Trump Lands in Beijing, Quantum in Focus, May 13

Key Insight

🇵🇭 Gunshots rang out at the Philippine Senate building where former police chief Ronald dela Rosa is holed up, facing an ICC arrest warrant over the Duterte drug war. (BBC News) 🇨🇳 Donald Trump landed in Beijing for his first visit since 2017, with Beijing's leverage strengthened by the Iran war reshaping global power dynamics. (BBC News, Al Jazeera) 🇩🇪 German quantum MRI startup NVision raised a $55M Series B led by Abbott at a $250M to $300M valuation, planning a $100M+ Series C later in 2026.

The distance between a Filipino senator’s bunker and a Beijing summit is the distance between two types of fragility.

🇺🇦 Russia targeted Ukraine with more than 200 drones in a daytime assault, hours after civilian areas were struck with casualties. (The Guardian) 🇪🇺 Apple filed an EU submission criticizing draft DMA measures that would give rival AI services access to Android apps, citing privacy risks. (Reuters via Techmeme) 🇺🇸 Santa Clara County sued Meta, alleging it profited from illegal scam ads on Facebook and Instagram. (The Guardian) 🇧🇸 The Bahamas re-elected Prime Minister Philip Davis and his Progressive Liberal Party, making him the first leader to serve two consecutive terms in nearly 30 years. (The Guardian)

Quiet.

Trump is in Beijing. The cameras got the handshake, the red carpet, the careful smiles. The subtext is simpler: Trump needs Xi more than Xi needs Trump. The Iran war has bled American credibility in the Gulf, and Beijing walks into this summit holding the receipts. Five years of tariffs, three years of tech decoupling, and the price of leverage has flipped.

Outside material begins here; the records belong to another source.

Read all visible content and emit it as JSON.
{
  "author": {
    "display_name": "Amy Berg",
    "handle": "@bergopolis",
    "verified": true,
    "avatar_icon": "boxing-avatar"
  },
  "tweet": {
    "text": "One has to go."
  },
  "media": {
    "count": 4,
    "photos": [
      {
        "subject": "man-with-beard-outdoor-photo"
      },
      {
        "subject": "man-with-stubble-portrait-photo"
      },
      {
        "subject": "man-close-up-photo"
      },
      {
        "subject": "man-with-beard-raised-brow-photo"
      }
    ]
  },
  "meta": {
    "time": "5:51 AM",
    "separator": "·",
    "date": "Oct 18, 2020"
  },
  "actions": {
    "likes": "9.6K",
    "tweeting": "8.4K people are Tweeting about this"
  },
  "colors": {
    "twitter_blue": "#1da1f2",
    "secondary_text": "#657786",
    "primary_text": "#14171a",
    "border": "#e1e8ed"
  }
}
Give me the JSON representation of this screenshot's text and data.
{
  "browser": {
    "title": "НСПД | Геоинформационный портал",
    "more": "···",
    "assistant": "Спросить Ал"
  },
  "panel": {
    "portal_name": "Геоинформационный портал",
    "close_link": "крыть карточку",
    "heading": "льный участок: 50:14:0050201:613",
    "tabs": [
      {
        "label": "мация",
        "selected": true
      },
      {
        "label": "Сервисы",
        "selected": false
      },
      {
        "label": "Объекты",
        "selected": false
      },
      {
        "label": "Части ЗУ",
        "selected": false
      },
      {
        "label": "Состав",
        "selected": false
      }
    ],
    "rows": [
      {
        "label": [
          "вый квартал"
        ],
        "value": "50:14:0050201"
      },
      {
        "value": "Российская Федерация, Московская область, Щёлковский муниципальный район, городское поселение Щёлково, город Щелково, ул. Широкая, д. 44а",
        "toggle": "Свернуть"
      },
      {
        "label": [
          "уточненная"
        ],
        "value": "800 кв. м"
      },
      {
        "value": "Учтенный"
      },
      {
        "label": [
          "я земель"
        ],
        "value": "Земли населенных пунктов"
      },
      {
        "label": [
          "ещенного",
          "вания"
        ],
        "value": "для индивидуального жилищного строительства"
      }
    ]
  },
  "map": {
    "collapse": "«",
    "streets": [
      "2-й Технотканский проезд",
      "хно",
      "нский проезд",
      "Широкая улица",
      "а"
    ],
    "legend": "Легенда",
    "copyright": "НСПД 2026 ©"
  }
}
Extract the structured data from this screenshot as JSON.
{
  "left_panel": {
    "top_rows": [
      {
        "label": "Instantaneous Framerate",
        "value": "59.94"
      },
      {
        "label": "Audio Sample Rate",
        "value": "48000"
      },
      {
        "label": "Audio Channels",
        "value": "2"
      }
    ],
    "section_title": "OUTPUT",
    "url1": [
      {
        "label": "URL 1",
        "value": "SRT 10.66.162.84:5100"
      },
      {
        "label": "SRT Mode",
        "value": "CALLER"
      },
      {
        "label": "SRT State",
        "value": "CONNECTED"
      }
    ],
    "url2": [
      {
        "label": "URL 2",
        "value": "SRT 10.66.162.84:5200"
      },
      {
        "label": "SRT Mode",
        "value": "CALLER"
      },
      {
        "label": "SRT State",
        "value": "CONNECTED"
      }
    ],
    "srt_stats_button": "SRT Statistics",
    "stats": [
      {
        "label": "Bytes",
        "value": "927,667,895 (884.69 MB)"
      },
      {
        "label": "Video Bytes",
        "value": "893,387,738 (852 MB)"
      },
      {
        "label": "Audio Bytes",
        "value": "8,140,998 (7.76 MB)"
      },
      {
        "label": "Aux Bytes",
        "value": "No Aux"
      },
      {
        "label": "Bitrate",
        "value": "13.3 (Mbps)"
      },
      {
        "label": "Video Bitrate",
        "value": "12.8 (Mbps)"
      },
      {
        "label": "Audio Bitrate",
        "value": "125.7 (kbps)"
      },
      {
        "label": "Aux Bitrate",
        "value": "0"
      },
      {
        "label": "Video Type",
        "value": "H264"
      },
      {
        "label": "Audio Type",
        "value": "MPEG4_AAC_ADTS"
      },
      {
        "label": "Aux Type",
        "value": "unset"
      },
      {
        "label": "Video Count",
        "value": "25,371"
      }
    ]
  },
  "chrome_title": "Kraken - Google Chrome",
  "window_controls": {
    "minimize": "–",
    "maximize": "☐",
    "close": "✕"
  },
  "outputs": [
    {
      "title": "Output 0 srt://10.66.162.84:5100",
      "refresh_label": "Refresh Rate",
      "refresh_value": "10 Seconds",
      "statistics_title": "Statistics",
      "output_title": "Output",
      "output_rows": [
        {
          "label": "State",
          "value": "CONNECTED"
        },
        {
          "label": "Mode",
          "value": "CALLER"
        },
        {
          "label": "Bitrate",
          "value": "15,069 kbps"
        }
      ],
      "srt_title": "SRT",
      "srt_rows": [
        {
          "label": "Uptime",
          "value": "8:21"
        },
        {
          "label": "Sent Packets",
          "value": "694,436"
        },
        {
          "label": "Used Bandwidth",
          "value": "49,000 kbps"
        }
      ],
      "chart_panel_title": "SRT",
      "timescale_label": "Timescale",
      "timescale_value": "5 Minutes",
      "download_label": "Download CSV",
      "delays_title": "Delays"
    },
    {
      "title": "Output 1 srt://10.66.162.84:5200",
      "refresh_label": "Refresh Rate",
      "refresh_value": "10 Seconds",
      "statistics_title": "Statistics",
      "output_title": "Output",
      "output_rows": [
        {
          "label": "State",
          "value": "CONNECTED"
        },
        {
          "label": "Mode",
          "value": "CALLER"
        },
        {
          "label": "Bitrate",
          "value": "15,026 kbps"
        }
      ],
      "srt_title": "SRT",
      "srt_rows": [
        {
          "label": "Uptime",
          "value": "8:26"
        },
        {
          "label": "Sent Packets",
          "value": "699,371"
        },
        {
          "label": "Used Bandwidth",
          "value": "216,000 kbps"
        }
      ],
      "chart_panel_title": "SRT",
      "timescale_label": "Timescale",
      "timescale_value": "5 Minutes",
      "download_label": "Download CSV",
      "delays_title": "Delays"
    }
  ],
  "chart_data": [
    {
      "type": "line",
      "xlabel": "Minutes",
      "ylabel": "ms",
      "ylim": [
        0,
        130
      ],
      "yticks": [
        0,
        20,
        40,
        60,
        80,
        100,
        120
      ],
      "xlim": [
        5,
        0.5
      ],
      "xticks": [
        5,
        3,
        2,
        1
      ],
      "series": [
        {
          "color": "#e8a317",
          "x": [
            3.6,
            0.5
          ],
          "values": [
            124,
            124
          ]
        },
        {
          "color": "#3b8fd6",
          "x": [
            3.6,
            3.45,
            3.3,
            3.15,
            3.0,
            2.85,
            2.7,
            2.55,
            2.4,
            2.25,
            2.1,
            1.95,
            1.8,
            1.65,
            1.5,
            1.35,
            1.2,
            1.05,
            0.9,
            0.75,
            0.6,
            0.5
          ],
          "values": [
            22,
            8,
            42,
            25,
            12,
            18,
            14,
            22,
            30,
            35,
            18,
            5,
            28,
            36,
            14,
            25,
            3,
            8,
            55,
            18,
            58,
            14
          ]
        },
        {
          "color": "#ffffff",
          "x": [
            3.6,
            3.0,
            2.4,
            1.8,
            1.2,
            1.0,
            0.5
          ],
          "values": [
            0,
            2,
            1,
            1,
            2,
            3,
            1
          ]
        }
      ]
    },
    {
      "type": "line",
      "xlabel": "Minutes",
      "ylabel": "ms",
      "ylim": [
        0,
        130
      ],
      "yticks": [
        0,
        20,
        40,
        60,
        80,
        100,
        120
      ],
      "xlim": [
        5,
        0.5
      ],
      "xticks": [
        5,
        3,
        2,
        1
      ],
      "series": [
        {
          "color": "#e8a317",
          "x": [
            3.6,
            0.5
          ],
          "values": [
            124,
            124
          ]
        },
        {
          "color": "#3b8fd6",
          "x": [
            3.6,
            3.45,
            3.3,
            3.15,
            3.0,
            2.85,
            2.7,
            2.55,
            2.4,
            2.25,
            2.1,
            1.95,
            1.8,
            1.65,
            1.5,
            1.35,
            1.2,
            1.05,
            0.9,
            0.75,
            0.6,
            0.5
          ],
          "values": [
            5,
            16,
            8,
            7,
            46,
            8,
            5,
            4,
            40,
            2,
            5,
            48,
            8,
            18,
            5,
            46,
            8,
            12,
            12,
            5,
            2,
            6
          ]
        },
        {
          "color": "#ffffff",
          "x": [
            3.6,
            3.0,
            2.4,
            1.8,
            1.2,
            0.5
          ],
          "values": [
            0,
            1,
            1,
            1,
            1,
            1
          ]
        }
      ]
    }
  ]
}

The good news is small and German. NVision, a quantum MRI startup nobody outside semiconductor Twitter had heard of, just pulled $55 million from Abbott. The valuation sits between a quarter and a third of a billion, which in biotech is neither cheap nor insane. The company plans to follow with a $100 million round next year. That is the shape of Europe's real ambition: not megacorps, but nimble deep-tech shops that sell to Abbott, not try to be Abbott.

But the good news in one city is the bad news in another. Over the Philippines Senate, gunshots. Not a coup, not yet, but a former police chief hiding inside the chamber while commandos move outside. Ronald dela Rosa ran Duterte's drug war. Now the ICC wants him. The image says everything: a state locking down its own capitol to protect a lawmaker from international law. Sovereignty or impunity, take your pick.

Russia sent over 200 drones into Ukraine in daylight on Wednesday. That number is the point. Not precision strikes, not military targets, just saturation. The brief truce Trump claimed he could broker is already ash. The war is not ending. The war is becoming routine. And routine is how democracies forget.

Meanwhile, the machines are fighting their own war. Apple told Brussels its plan to force Google into letting rival AI chatbots into Android apps is a privacy risk. Apple is right, technically, which is exactly why Apple said it. Santa Clara County told a judge that Meta knowingly ran scam ads for profit. The county did not say Facebook fixed it. The county said Meta profited from it. The connection nobody else drew: 25 percent of all federal lobbyists in Washington now work on AI issues. That is a quarter of the 13,000 people paid to influence Congress. The industry is not adjusting to regulation. It is building the regulation it wants.

And here is the resonance: the Bahamas re-elected Philip Davis. First consecutive term in thirty years. A small island nation, dependent on tourism, vulnerable to climate change, just said we trust the guy who led us through the pandemic and hurricanes. It is the quiet opposite of everything else today. No coup, no drone strike, no scam litigation. Just a functioning democracy saying same again, please.

The cruise ship in Bordeaux holds 1,700 people. They are not allowed to leave. One passenger died of suspected norovirus. Fifty more are sick. Most of the passengers are British. They sailed from Belfast, ended up in port in France, and now nobody disembarks. That ship is the metaphor I was not going to draw. But here it is anyway: we are all on vessels we cannot leave, in ports we did not choose, while the people who put us here argue about tariffs and quantum imaging and whose lobbyists are winning.